Do digital coupons discriminate against those who can least afford it?
Public interests groups are taking aim at digital couponing, saying that the practice is discriminatory insofar as the less tech-savvy consequently pay more.
A letter to the supermarket industry signed by a number of public interest groups alleges that low income shoppers and seniors, demographics that statistically have less access to and a lower level of comfort with technology, are being unfairly restricted from accessing in-store digital-only deals, Consumer World reports.
The letter’s criticisms pertain specifically to those discounts which are advertised in-store on shelves, signage or circulars, but which require customers to digitally redeem them with a loyalty program account. Customers who are able to utilize the deals receive significant discounts while less tech-savvy shoppers miss out.
The letter cites Pew Research estimating that 25 percent of seniors do not use the internet and 39 percent do not have smartphones. It further states that 43 percent of low income households have no broadband internet access.
The criticism of the digital couponing practice comes as a Moody’s Analytics study finds that American households are spending $445 more per month this year on the same grocery items they bought in 2021, according to a KSDK report.

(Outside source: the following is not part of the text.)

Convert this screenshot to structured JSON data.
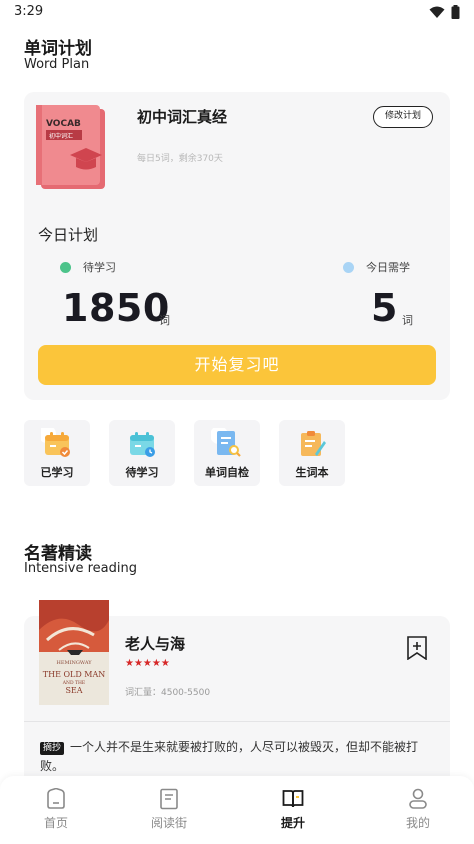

Controversial as it may be, the practice of offering app-based digital coupons is producing growth for retailers.
BJ’s Wholesale Club has experienced a 43 percent growth in digitally-enabled sales since its implementation of coupons that can be digitally “clipped” and redeemed via app, according to PYMNTS. And in a survey cited, 74 percent of 300 major retailers saw a significant risk that customers would switch to another retailer if they did not provide digital coupons.
Developments over the past few years have shown that those retailers who make technology user-friendly for less wired, older demographic groups tend to benefit.

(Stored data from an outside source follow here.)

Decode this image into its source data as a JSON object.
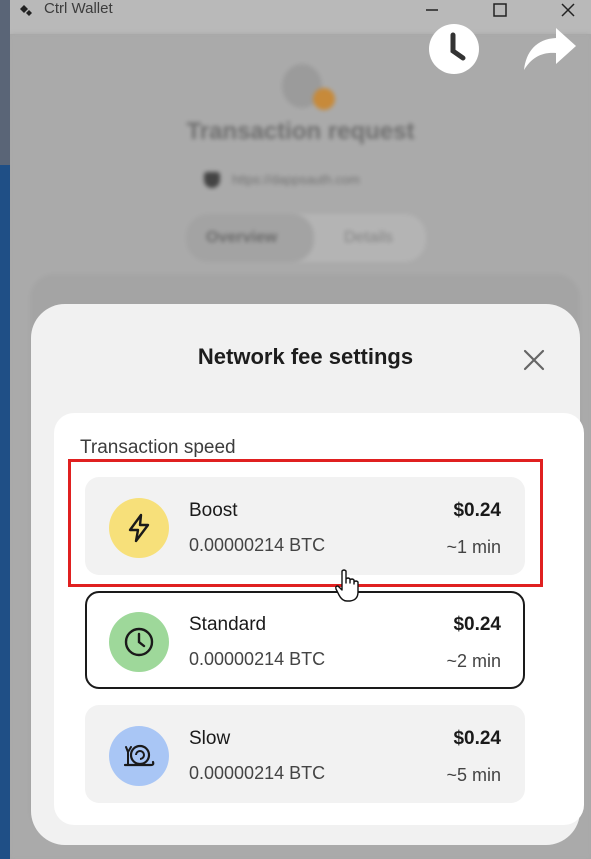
{
  "window": {
    "title": "Ctrl Wallet"
  },
  "background": {
    "title": "Transaction request",
    "site": "https://dappsauth.com",
    "tabs": [
      "Overview",
      "Details"
    ]
  },
  "modal": {
    "title": "Network fee settings",
    "section_label": "Transaction speed",
    "options": [
      {
        "name": "Boost",
        "btc": "0.00000214 BTC",
        "usd": "$0.24",
        "time": "~1 min",
        "icon": "lightning-icon",
        "icon_bg": "#f7e07a",
        "selected": false
      },
      {
        "name": "Standard",
        "btc": "0.00000214 BTC",
        "usd": "$0.24",
        "time": "~2 min",
        "icon": "clock-icon",
        "icon_bg": "#9ed89a",
        "selected": true
      },
      {
        "name": "Slow",
        "btc": "0.00000214 BTC",
        "usd": "$0.24",
        "time": "~5 min",
        "icon": "snail-icon",
        "icon_bg": "#a9c6f5",
        "selected": false
      }
    ]
  },
  "colors": {
    "highlight": "#e02020",
    "selected_border": "#1a1a1a"
  }
}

Walgreens, for instance, developed its app with more easily navigable menus, auto-login and other special features that has made it popular with customers 55 and older, a demographic that generally has a lower rate of technological adoption.

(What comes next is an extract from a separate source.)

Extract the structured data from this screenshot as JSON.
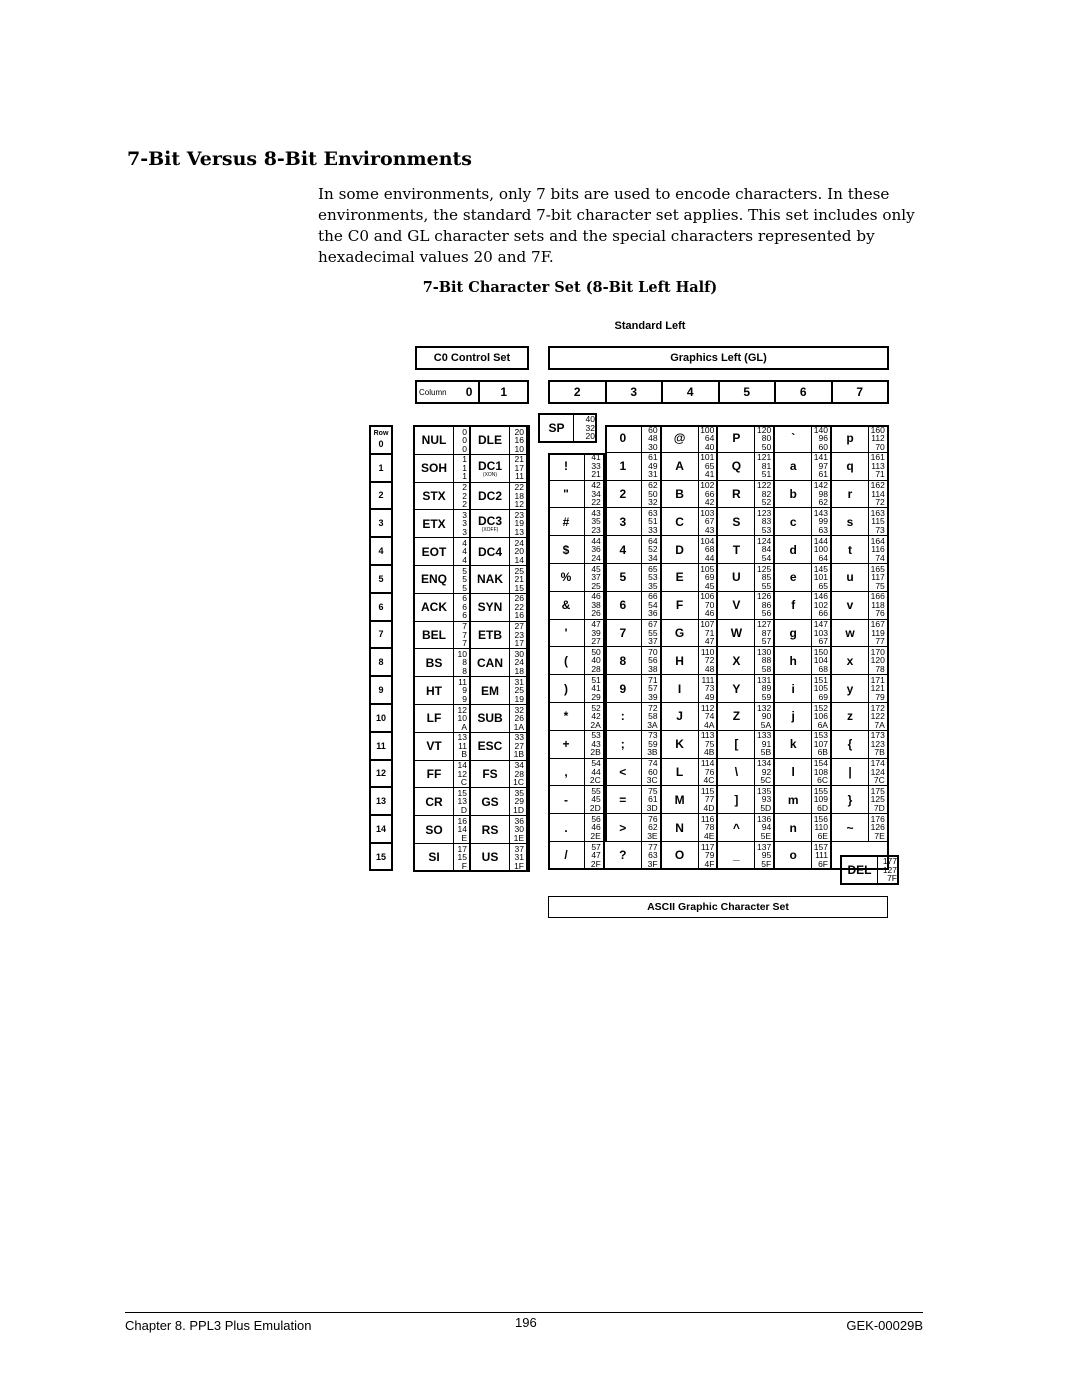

- Advocates to Grocers: Stop Digital Discrimination of Unplugged Seniors – Consumer World
- ‘There’s no going in and grabbing things now’: Food inflation impacts shoppers ahead of Thanksgiving – KSDK
- BJ’s Sees 43% Digital Growth With Coupon Push – PYMNTS
- How is Walgreens getting older shoppers to use its mobile app? – RetailWire
DISCUSSION QUESTIONS: Do you think it is accurate to say that digital coupons discriminate against some demographics? What should retailers do to make sure populations without tech access can still get advertised discounts, and do they have an obligation to do so?